発明の名称 マネキン人形のかつら製造方法
出願日 昭和三八年一〇月二九日
出願公告日 昭和四四年八月二日
登録日 昭和五二年九月三〇日
特許番号 第八八三四一〇号
2 本件発明の特許出願の願書に添附した明細書(以下、「本件明細書」という。)の特許請求の範囲の記載は、別添特許公報該当欄記載のとおりである。
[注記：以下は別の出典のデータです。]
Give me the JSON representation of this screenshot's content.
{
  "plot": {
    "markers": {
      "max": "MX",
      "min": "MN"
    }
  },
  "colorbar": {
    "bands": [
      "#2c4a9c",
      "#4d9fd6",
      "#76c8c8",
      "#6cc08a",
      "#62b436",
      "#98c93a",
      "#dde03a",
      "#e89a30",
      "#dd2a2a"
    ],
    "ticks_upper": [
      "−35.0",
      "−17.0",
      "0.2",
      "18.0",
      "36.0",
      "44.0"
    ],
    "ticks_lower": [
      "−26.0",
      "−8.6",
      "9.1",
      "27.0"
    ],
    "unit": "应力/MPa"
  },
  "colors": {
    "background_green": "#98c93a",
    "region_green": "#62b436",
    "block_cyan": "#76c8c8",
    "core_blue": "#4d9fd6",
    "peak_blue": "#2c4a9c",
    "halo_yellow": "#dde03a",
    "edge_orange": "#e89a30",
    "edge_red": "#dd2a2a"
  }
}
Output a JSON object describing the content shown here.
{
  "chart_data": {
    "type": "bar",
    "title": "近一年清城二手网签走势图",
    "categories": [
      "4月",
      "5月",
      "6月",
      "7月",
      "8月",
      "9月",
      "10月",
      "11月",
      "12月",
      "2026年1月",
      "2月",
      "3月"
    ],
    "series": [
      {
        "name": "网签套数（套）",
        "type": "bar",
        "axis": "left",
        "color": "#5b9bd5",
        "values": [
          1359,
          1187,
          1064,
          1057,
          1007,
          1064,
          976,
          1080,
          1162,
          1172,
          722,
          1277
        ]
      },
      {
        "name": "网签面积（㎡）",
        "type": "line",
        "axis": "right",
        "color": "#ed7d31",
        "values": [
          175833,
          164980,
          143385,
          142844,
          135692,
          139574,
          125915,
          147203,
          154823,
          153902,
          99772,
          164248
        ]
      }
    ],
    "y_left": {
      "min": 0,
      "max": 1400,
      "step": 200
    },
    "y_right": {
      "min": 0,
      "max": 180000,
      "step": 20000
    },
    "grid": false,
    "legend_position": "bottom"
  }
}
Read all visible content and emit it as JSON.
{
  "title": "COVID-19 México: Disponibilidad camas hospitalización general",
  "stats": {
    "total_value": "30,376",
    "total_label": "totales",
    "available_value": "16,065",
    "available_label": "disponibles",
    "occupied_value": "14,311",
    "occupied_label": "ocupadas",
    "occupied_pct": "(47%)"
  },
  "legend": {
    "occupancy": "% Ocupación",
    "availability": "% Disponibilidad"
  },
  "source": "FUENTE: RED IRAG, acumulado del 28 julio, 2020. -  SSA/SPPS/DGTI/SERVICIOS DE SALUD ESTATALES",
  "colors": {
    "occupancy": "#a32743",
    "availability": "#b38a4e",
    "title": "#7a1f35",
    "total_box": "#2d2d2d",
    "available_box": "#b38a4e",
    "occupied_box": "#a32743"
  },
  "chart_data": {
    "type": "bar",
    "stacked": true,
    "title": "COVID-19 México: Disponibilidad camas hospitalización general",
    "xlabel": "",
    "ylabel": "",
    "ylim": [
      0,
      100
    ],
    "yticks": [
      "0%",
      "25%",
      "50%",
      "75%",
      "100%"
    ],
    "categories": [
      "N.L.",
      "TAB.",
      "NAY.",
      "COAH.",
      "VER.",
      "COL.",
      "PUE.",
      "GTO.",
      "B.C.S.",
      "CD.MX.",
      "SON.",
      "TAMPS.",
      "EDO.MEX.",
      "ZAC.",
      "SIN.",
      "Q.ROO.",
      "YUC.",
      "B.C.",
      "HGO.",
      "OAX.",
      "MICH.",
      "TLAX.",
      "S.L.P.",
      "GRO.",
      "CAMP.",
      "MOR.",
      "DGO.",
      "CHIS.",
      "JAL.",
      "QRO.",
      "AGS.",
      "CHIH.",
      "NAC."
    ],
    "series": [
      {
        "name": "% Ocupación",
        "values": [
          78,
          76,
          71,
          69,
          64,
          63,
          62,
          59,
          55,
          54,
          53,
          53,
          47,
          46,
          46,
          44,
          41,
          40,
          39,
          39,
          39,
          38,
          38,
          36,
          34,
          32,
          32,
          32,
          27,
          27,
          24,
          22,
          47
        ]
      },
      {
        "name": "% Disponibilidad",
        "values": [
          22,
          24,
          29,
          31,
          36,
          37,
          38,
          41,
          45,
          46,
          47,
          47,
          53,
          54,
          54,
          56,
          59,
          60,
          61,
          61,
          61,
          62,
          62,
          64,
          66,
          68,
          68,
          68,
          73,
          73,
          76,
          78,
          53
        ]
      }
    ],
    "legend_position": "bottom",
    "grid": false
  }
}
3 本件発明を構成要件に分説すると、次のとおりである。
A マネキン人形のかつらの土台をポリエステル、布等で作り、パイレン等の化学繊維を適当の長さに切断し、セツトしたものをその上端部を接着剤でかつら台の中央部を中心にして数段階の線列に分けて順次に中心部に対して殆んど垂直になる如く並列して張りつけ、初めの第一列の線列の化学繊維糸に次列の第二列の化学繊維糸の張りつけていない部分が重合する如く順次に数列の線列の化学繊維糸を夫々の上端部分だけを接着剤で張りつけ、
B 乾燥後、化学繊維に水を吹きかけて、その一本一本に水分の微粒子を付着せしめ、
C これらの化学繊維をアミカラーに捲きつけ及びピンカールを施し、
D ドライヤーにかけて乾燥し、
E 常温に冷やしてから、マネキン人形の頭部に被せ、アミカラーを取り外しながらマネキン人形の種類に合わせて整髪を施し施着剤を吹きつけながらセツト処理を行い、化学繊維の一本一本をつり上げ立てて、その立てた一本一本の化学繊維の間隙に接着剤をスプレーで吹き込み、
F これを乾燥室に入れてシンナー等の混合溶液をかけて化学繊維糸の間に浸透流入せしめて後乾燥せしめることを数次繰返えして硬直なものに整形して後かつらの部分をボデーから取外し、そのかつらの裏側からシンナー等の混合溶液を吹きかけて浸ませて後乾燥し、
G 必要に応じて艶出加工を施して作る、
H マネキン人形のかつら製造方法。